Thursday, December 27, 2012

Page 25

I believe this will be my last post on the blog for the year 2012. To look back, one of the biggest accomplishment of this year was to quit my job and start work on my book. I had many thoughts muddled in my head during the mid year as to what direction I should take my work to. But with the year coming to an end, it seems pretty sorted for now. Apart from the book, I am glad for the onset of Perch Project too. I am very thankful to Hazel for this, doing this project alone wouldn't have been possible. A bow of honour to all the people who have shared the enthusiasm towards Perch Project. Your 'likes' and 'shares' are not just mere social network tools, but a fuel to the project's belief and will to grow further. The fat bird of Perch Project blesses you all. No doubt that next year awaits a work avalanche with many plans brewing, but I hope to take it well and merge it with some travel plans too. 

To talk a bit more about the book, I doubt that if I can have a definite calendar for it to wrap it up. Many other projects need to start growing simultaneously, and the book is something I wouldn't want to hurry on. Although, I have to be cautious to not let it slip off. 

Last week, I finished the 25th page of my book. This page came from a snug hole memory of my childhood days. The days when the whole locality used to gather up at the few homes where a T. V. set was available to watch the evening films being shown on Door Darshan. We had a 'Weston' television, neighbourhood  kids, and some elders would gather in our drawing room for the Saturday films. Jaggery, puffed rice and roasted gram was the popcorn of a small town. Those who had other task to move on to or couldn't find a place inside would watch the film through the window grill. 

I believe such evenings don't belong to just my childhood, but of many others who grew up in late eighties and early nineties. I have tried to capture those evenings in the page 25 of the book. I imagined it to be more of a crowded page, but subconsciously the elements from the drawing room's decor propped into the page too while I was penciling. It seemed justified to let these things retain its share in the page. Here are the three step process of drawing, inking and colouring the page - 

Saturday, December 15, 2012


Whenever I am in the MG Road vicinity, tea at Koshy's and then strolling down to Blossom's on Church Street has become an old habit. At Blossom's I would drop my bag at the counter and climb the stairs up to look for new graphic novels and hunt for old editions of classics. During one of such activities, I came across the P. G. Wodehouse series published by Penguin with covers done by an illustrator who signed off as 'Ionicus'. The cover had crumpled edges, but the artwork it embodied had crisp, clean lines demarcating the skilled use of watercolours. It had a simplicity and beauty one would like to belong to, and the pictures told the reader what awkwardness was stored in the book. From that day onwards, I have often spent a lot of time excruciating my eye filtering such publications out of huge stacks lying in the back shelves of Blossom's. With luck, I have found four so far. I believe, the staff only shell out a few copies out to keep luring me in time after time. And like a cat, I know the precious bait too well to surrender. If any of you lucky ones have got a copy of Ionicus's illustrated cover, please do mail me a scan of it on I will be extremely grateful to you for this. 

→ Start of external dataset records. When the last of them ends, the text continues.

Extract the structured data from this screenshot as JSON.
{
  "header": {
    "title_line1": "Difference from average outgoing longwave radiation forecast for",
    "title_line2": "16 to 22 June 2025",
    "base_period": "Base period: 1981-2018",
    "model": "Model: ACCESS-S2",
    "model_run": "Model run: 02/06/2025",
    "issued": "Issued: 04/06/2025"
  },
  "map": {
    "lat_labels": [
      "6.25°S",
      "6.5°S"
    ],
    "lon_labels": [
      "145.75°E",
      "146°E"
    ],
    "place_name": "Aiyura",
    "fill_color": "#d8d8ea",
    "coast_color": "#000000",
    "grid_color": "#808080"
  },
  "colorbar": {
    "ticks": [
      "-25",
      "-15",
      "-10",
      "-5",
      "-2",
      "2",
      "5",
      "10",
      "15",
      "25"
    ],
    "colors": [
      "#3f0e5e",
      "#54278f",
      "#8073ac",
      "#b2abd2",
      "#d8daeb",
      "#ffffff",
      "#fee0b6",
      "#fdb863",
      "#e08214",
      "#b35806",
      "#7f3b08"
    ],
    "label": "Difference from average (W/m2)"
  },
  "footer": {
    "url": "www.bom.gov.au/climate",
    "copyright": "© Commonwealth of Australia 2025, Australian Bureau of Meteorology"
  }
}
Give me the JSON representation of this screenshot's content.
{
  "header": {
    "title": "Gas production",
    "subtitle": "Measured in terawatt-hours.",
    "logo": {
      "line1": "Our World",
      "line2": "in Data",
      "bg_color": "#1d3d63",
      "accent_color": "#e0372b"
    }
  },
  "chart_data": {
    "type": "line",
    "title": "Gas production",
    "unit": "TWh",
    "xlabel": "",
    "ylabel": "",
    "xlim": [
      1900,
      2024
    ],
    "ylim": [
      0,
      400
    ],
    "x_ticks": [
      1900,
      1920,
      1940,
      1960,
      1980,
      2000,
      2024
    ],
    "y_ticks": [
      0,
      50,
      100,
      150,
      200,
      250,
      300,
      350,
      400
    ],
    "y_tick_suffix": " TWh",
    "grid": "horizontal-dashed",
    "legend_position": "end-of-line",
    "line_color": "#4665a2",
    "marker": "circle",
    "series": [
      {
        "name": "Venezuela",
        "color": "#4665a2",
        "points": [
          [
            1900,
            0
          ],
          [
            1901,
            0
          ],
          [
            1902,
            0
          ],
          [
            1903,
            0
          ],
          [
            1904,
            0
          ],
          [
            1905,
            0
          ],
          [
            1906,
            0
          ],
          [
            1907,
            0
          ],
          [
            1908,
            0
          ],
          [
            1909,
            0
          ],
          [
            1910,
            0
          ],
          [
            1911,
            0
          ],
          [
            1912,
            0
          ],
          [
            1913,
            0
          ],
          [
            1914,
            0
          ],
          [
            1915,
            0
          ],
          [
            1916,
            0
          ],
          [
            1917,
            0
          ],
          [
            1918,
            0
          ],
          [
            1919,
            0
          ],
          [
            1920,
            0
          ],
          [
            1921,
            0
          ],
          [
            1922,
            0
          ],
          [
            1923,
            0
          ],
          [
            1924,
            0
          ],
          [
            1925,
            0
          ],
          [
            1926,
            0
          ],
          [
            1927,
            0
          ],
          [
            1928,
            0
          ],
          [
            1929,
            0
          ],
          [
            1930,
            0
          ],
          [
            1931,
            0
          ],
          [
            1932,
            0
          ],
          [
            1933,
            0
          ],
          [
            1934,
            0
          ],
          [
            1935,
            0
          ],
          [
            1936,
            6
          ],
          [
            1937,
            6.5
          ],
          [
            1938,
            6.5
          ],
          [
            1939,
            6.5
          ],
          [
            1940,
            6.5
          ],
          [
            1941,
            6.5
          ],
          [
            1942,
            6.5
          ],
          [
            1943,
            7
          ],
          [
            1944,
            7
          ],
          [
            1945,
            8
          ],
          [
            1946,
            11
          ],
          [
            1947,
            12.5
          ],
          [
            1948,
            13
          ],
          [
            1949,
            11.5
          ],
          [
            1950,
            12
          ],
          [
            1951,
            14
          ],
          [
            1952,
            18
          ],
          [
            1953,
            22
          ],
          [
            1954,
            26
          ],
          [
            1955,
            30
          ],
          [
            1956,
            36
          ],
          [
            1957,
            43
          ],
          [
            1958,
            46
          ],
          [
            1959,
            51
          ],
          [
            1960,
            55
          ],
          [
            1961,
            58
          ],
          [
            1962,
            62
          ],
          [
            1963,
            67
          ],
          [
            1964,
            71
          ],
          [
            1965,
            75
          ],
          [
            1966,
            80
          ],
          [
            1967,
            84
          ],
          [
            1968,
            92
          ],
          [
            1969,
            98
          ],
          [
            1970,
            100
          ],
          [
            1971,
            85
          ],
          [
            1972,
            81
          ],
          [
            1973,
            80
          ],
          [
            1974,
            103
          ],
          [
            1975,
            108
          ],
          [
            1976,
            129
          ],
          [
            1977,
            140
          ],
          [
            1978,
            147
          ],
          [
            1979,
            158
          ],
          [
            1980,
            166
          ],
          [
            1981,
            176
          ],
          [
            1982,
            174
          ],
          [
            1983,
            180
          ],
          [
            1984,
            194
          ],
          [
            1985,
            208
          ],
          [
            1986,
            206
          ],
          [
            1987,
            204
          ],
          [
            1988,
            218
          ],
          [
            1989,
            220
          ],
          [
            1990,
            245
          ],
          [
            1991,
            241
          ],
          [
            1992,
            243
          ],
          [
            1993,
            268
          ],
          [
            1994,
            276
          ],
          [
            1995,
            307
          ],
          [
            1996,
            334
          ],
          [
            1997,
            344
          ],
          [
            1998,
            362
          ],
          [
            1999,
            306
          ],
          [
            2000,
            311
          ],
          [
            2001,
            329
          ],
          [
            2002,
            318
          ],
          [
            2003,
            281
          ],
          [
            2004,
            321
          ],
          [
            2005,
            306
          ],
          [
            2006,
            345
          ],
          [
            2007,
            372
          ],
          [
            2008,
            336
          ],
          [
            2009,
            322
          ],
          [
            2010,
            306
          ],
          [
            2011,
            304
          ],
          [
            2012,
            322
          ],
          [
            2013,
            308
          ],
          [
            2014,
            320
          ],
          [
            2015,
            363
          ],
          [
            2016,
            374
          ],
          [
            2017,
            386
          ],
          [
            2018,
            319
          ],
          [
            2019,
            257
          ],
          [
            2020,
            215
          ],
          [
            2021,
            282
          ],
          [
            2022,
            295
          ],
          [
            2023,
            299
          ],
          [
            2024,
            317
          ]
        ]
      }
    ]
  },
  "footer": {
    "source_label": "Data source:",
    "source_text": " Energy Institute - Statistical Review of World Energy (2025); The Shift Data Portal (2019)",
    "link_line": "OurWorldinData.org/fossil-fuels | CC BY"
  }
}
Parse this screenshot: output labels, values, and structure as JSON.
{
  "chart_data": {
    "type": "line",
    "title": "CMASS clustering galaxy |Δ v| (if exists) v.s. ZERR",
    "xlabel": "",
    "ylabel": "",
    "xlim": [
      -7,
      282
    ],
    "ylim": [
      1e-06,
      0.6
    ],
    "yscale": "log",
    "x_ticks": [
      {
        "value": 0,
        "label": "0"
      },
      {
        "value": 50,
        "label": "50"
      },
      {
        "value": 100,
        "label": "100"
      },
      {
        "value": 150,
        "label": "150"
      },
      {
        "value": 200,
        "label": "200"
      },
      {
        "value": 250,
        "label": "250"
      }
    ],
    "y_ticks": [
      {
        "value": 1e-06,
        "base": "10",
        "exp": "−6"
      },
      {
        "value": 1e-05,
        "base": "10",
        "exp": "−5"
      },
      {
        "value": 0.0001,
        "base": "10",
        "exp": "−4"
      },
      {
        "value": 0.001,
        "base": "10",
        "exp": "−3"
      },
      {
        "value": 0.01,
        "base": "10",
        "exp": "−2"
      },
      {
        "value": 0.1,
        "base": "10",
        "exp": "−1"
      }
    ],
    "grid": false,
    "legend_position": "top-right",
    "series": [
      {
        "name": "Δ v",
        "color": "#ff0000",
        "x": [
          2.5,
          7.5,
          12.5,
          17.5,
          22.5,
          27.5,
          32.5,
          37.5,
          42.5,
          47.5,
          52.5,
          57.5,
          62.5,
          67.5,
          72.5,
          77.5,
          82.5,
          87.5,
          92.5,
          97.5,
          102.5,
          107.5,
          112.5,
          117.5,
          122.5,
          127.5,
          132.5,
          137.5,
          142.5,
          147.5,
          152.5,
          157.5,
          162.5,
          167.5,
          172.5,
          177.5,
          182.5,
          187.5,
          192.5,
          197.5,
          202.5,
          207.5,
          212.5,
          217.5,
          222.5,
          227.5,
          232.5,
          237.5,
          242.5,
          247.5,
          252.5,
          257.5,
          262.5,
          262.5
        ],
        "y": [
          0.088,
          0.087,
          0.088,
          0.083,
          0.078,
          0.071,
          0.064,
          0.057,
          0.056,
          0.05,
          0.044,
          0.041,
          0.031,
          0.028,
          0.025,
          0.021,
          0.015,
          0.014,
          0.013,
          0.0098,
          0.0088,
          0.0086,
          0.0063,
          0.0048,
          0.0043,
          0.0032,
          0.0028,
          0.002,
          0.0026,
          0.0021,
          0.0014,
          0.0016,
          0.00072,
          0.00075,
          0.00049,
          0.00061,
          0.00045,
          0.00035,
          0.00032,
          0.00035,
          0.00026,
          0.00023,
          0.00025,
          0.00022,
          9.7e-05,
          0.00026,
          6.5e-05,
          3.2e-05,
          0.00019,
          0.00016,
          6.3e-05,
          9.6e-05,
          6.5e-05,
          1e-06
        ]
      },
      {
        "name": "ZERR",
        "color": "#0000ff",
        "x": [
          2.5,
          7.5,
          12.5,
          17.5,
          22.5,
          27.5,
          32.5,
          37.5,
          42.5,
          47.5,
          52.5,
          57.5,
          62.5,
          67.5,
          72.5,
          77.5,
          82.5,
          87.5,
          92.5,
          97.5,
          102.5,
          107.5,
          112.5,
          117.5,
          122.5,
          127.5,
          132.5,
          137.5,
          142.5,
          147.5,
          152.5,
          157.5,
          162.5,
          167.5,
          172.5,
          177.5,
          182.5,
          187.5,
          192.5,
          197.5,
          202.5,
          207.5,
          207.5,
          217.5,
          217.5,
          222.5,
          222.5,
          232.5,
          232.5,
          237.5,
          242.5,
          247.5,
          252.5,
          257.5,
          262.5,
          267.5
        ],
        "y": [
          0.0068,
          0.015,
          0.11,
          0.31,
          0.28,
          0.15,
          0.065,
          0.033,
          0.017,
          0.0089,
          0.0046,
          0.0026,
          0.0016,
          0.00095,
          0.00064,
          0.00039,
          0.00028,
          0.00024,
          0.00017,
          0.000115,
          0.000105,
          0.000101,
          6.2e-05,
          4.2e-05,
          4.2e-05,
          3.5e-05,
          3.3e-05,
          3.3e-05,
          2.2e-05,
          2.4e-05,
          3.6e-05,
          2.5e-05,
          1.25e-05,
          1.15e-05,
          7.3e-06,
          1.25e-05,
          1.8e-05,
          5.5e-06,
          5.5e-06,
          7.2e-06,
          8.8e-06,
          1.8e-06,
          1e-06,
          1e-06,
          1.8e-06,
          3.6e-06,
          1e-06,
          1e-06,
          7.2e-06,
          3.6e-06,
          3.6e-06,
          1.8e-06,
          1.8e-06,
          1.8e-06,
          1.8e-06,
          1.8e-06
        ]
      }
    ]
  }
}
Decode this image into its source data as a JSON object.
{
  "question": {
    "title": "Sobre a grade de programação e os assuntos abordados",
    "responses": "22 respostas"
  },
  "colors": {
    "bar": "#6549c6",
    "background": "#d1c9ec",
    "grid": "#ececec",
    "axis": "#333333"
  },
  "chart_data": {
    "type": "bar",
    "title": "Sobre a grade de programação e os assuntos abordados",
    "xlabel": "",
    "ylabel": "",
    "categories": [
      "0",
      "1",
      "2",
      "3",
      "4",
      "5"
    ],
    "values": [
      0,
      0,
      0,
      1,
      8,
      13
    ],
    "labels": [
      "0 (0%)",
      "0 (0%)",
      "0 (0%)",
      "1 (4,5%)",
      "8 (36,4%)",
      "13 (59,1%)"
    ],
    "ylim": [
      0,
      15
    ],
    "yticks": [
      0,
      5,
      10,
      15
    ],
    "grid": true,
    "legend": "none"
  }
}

Ionicus was the pen name of Joshua Armitage (26 September 1913 – 1998), an English illustrator.
He is best known for drawing the covers for a wide range of Penguin editions of P. G. Wodehouse, though he also contributed cartoons and drawings to Punch for more than 40 years, and provided cover designs and text illustrations for nearly 400 books in total.
- Wikipedia

Tuesday, December 11, 2012

Precious Gift

But you must also know this, Thoma, you must accept the inescapable truth. Even an alcoholic gives his son a gift. A precious gift, in fact. You will never ever be a drunkard. That is how it is, that is how it goes.

The happiest man in the world are the men who swore that they would never become their fathers. That is how the alpha males became endangered. Their sons decided that they would not become their fathers, they would be decent men, they would not sleep with strangers through the night, they would buy curtains, they would transfer food from large bowls into smaller bowls and put them in the fridge, they would not be their fathers. In a world full of new men who did not want to be their fathers, what chance did the alpha males have?
- The Illicit Happiness of Other People, Manu Joseph 

Sunday, December 2, 2012

Brainwave. Issue 25. Doomsday Alerts

Apart from being a hermit, and working on my graphic novel, I have been doing occasional freelance work for Brainwave. The next issue's theme was decided long time ago by the Mayans when they ran out of wall space to extend the calendar dates. Which has over the years helped a lot of production houses and news channels in killing air time with their Nostradamus gymnastics. Leaving the horrendously looped conspiracy videos aside, here's my take on the cover - 

I also did a spot illustration for the 'Geek Speak' section.